Yes, this does happen occasionally. As you are aware, certain types of human papillomavirus (HPV) act as the causative agents of cervical cancer. The HPV test detects the presence of HPV DNA or RNA. An HPV test is positive when there is infection present. HPV infections are common, and most HPV infections will clear in one to two years. A Pap test screens for cellular abnormalities caused by HPV. A negative Pap test means that no cellular abnormalities were identified under the microscope after both computer-guided screening and re-screening by trained cytotechnologists. Early infections or resolving infections with HPV may not reveal any cellular abnormalities.

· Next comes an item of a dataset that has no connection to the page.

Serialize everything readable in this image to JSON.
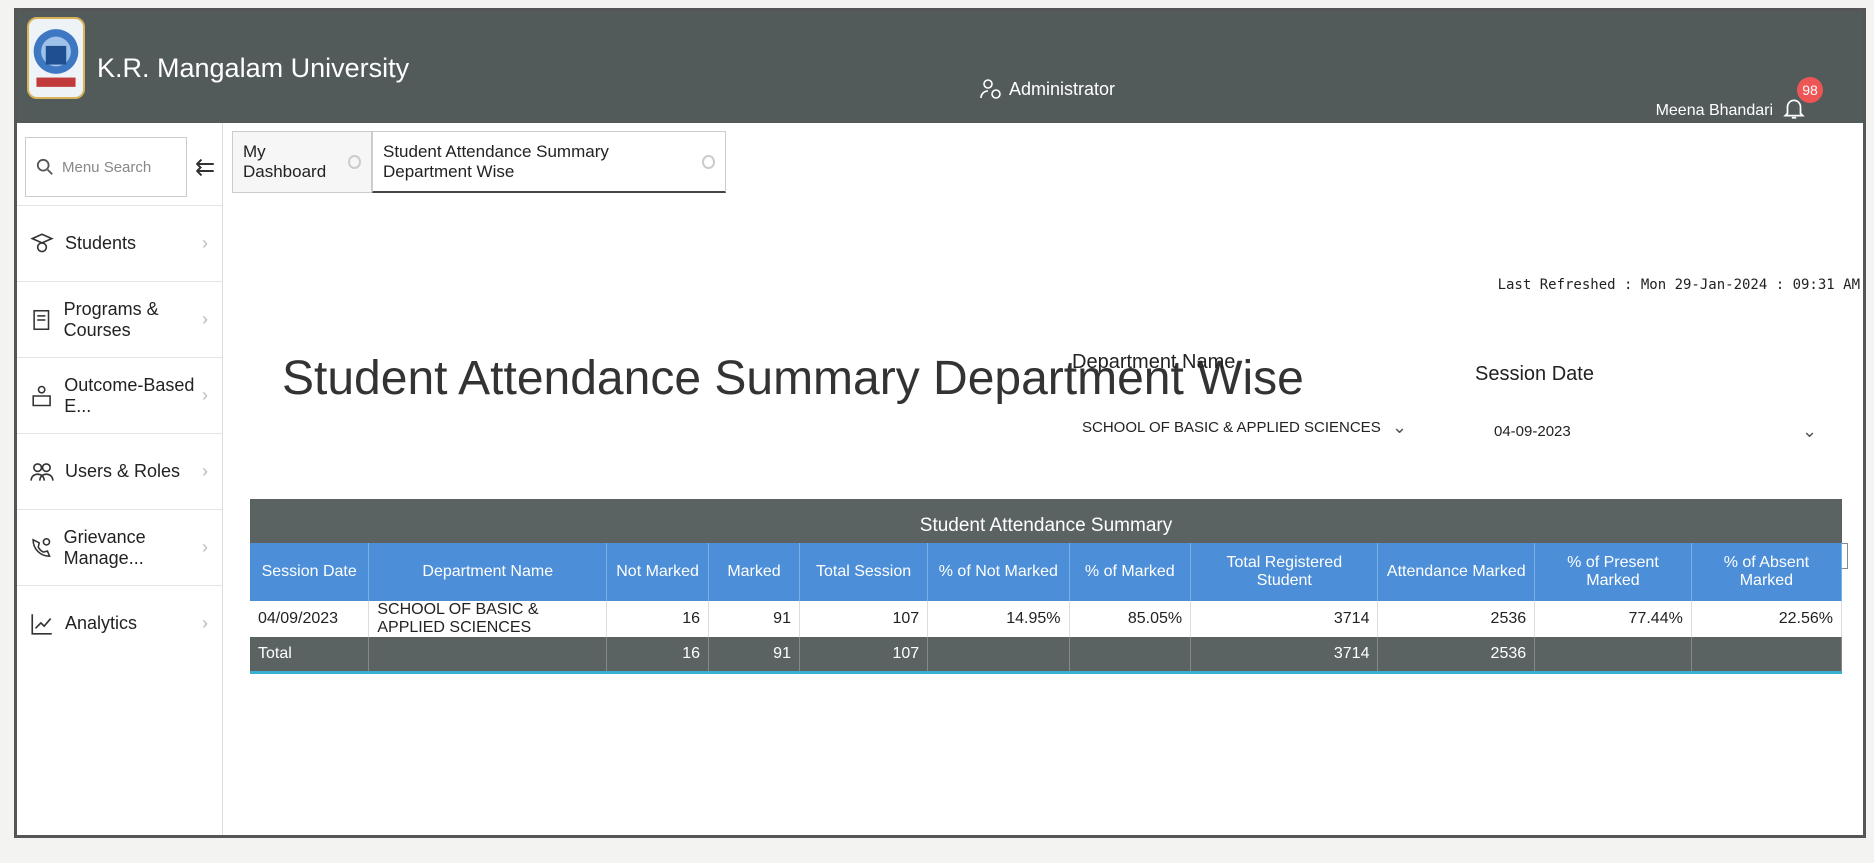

The most common reason for a negative Pap test with a positive HPV result is that the patient has an HPV infection, but the infection is not causing any cellular abnormalities. Cellular abnormalities caused by HPV can be quite focal on the cervix, while the HPV infection can be more widespread. So another potential reason for a negative Pap with a positive HPV is that the focal area of cellular abnormality was not sampled by the Pap brush/mop collection device. Another possibility for a negative Pap test with a positive HPV test is that the focal area of cellular abnormality was sampled, but there were so few cells collected that the cells were not detected when screened by the computer and the cytotechnologist. This is called a false negative result.

At Incyte Diagnostics, we conducted a Quality Assurance Study and reviewed the Pap tests on 411 patients who had a negative Pap test with a positive HPV test. The original negative Pap test was confirmed in 98.6% of these cases, and a cellular abnormality was found in only 1.4% (6 patients). This data supports that most patients with a negative Pap and a positive HPV just have an HPV infection. Two years later, our follow up results on two of the six patients revealed no abnormalities.

How often does a Negative Pap and Positive HPV test occur?

At Incyte Diagnostics, this occurs in 4.1% of our patients, which compares very well to data documented in a recent study by Kaiser Permanente of Northern California revealing that a negative Pap and positive HPV result occurred in 4% of over 580,000 female Kaiser patients.

How should this patient be managed?

Since this patient is over 30 years-of-age, she could have another Pap test and HPV test in one year. The ASCCP guideline also recommends HPV 16/18 genotyping with this result combination when ordered as a co-test on a woman over 30 years-of-age. This HPV reflex genotyping can be performed up to 21 days after the Pap test is collected. If either genotyping is positive, colposcopy is recommended.